うららかな海を見つめながらマリさんが呟く。「こんな平和な光景は、今のミャンマーでは見られないわよね」。
祐ノ介さんは、ミャンマーに特別の思い入れがある。貧しさにあえぎながらもクラシックに渇望している音楽人に触れ、彼らの懇情でミャンマーに本格的なオーケストラをつくり上げようと決意したのだった。
第二次大戦後、ミャンマーの政治経済は混迷を極めた。130にものぼる多民族からなる国で、これを悪用した英国時代の統治が人々に疑心暗鬼を蔓延らせた。軍事政権の下、自由は大きく制限され、教育文化も停滞した。欧米が経済制裁を続けたため、経済はますます窮乏していった。洋楽に親しむ余裕などまったくなかった。打楽器では利き手ばかり使い、チェロは横にして琴のように奏でようとしたという。
2011年、軍出身ながら、テイン・セインが大統領に就任すると民政化を断行して民主派のアウン・サン・スー・チー氏とも和解した。欧米は制裁を緩和し、対外開放、経済改革が進んだ。日本ではミャンマーを『最後のフロンティア』と位置づけ、官民一体となった支援がブームになった。
山本さんはこの時期にミャンマーの音楽愛好家と知り合い、ピアニストの妻とふたりで手弁当の指導を始めた。日本の小学生ブラスバンドより技量が劣り、一人一人のレベルアップで精いっぱいの彼らに、オーケストラなど夢のまた夢だった。しかし、ミャンマーの人たちと山本夫妻の熱意が勝った。日本企業からの支援もあり、14年12月には、日・ミャンマー外交関係樹立60周年記念の初コンサートにこぎつけた。祐ノ介さんは翌年、手塩にかけて育てたミャンマー国立交響楽団の音楽監督に就任し、コロナ禍直前まで精力的に演奏会を率いていた。

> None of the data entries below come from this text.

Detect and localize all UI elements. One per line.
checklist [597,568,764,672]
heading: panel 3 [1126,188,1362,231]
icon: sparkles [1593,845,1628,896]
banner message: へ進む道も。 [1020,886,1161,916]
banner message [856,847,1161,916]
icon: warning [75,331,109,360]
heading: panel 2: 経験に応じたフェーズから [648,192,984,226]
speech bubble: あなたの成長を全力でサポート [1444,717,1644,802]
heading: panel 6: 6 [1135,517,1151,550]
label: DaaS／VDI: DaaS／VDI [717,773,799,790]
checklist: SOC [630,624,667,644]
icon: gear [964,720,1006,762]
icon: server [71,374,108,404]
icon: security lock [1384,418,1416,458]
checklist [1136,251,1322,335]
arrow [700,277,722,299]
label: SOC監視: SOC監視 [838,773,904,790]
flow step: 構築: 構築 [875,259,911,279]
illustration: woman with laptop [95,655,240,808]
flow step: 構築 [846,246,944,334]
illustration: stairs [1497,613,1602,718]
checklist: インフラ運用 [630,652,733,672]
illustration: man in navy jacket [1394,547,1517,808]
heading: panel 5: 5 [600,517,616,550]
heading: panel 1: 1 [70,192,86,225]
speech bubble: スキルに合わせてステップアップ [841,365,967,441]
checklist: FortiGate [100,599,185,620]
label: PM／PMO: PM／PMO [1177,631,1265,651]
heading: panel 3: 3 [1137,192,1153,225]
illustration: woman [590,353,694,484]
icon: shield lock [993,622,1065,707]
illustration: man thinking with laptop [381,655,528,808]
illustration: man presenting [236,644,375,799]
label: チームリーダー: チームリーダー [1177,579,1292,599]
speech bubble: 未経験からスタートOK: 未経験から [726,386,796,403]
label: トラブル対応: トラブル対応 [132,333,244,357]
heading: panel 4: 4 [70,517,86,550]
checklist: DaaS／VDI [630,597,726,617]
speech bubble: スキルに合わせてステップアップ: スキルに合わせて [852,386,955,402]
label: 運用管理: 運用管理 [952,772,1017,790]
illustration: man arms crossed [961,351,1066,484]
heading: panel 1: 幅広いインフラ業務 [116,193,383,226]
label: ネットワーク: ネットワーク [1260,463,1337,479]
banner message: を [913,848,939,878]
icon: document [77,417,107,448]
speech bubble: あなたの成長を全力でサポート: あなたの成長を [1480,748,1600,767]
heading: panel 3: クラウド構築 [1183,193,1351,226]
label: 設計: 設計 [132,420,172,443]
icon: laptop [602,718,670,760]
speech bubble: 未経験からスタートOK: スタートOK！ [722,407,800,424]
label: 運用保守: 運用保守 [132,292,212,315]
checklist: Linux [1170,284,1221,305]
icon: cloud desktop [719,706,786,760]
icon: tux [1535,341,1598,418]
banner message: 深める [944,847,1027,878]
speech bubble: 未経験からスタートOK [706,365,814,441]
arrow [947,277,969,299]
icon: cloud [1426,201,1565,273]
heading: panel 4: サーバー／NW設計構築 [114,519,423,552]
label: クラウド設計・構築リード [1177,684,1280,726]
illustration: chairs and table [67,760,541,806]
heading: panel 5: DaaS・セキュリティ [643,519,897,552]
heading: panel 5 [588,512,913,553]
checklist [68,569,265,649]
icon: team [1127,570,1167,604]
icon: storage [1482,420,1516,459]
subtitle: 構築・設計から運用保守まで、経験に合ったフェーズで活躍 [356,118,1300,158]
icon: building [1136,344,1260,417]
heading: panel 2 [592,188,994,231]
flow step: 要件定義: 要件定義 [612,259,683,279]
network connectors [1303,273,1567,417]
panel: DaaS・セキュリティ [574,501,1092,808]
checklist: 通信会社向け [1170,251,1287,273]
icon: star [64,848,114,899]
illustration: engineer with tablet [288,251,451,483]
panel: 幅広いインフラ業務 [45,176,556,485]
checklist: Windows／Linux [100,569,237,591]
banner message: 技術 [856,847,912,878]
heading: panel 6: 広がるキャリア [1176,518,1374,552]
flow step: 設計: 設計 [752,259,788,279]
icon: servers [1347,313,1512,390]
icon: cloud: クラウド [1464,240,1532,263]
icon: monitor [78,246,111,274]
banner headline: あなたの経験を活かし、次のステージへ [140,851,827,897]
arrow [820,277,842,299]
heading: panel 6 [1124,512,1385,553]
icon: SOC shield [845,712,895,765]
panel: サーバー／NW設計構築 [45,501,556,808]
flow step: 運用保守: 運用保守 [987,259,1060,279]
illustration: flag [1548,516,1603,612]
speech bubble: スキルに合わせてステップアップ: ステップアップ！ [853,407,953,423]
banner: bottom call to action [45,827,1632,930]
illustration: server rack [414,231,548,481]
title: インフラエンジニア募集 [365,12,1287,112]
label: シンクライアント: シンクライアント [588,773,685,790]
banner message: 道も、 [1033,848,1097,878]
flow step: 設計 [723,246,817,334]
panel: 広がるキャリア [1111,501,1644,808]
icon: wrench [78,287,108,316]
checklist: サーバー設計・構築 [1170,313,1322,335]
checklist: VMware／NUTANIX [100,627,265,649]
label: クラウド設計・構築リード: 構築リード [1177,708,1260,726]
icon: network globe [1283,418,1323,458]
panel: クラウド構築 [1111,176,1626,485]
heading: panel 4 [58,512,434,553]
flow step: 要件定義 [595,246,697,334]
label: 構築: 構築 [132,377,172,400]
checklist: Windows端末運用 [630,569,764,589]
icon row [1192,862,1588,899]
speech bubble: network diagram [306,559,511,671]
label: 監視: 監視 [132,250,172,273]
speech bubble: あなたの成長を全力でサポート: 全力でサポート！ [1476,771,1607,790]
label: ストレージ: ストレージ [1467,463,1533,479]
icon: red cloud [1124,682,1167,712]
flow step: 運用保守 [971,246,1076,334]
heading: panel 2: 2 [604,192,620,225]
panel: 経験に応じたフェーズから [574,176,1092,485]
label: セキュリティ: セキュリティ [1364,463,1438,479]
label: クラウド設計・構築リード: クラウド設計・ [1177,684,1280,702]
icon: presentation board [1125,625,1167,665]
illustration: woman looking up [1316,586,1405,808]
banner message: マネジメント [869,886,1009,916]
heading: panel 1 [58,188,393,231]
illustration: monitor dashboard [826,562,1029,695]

「もう3年以上、ミャンマーに行けていません。内戦で団員たちとの連絡も途絶えがちで」。普段は笑みを絶やさない祐ノ介さんが視線を落とす。「またもや軍部の強権復活です。人々は以前より、さらに貧しく不自由になっています。そういう環境にこそ音楽が大切じゃないかしら。音楽は平和の特効薬です」。マリさんが祐ノ介さんを代弁する。